# A triangle has corners at (7 ,6 ), (8 ,2 ), and (5 ,9 ). How far is the triangle's centroid from the origin?

Oct 8, 2016

≈8.75" units"

#### Explanation:

The first step is to establish the position of the centroid.

Given $\left({x}_{1} , {y}_{1}\right) , \left({x}_{2} , {y}_{2}\right) \text{ and } \left({x}_{3} , {y}_{3}\right)$ are the vertices of a triangle, then.

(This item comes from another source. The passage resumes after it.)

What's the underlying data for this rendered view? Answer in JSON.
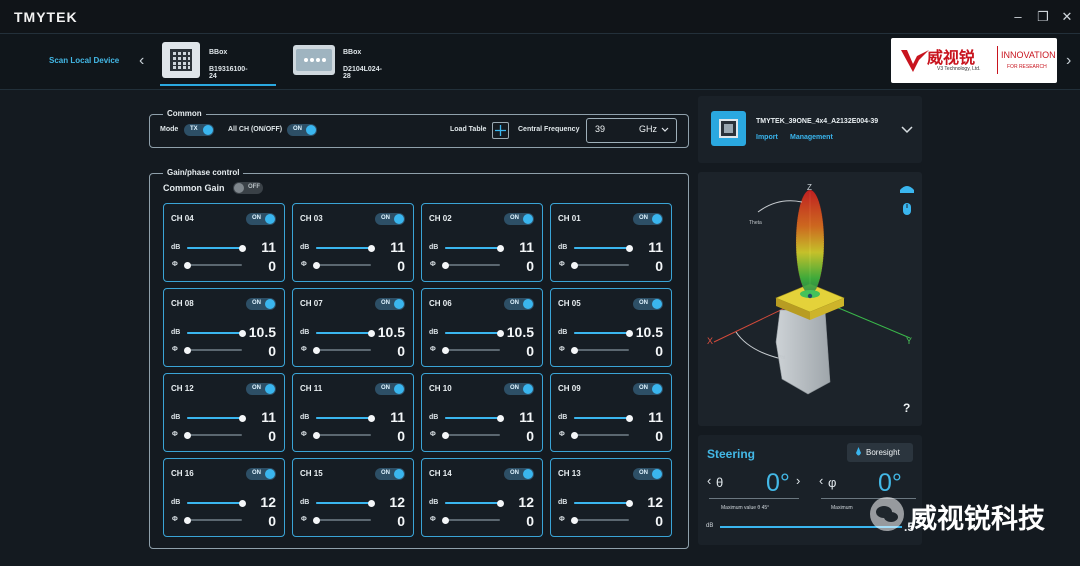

${x}_{c} = \frac{1}{3} \left({x}_{1} + {x}_{2} + {x}_{3}\right)$ and

${y}_{c} = \frac{1}{3} \left({y}_{1} + {y}_{2} + {y}_{3}\right)$

$\Rightarrow {x}_{c} = \frac{1}{3} \left(7 + 8 + 5\right) = \frac{20}{3}$

and ${y}_{c} = \frac{1}{3} \left(6 + 2 + 9\right) = \frac{17}{3}$

$\Rightarrow \text{ coordinates of centroid } = \left(\frac{20}{3} , \frac{17}{3}\right)$

To calculate the distance (d) from the origin to the centroid, use $\textcolor{b l u e}{\text{Pythagoras' theorem}}$

$d = \sqrt{{\left(\frac{20}{3}\right)}^{2} + {\left(\frac{17}{3}\right)}^{2}} = \sqrt{\left(\frac{400}{9}\right) + \left(\frac{289}{9}\right)}$

=sqrt(689/9)≈8.75" to 2 decimal places"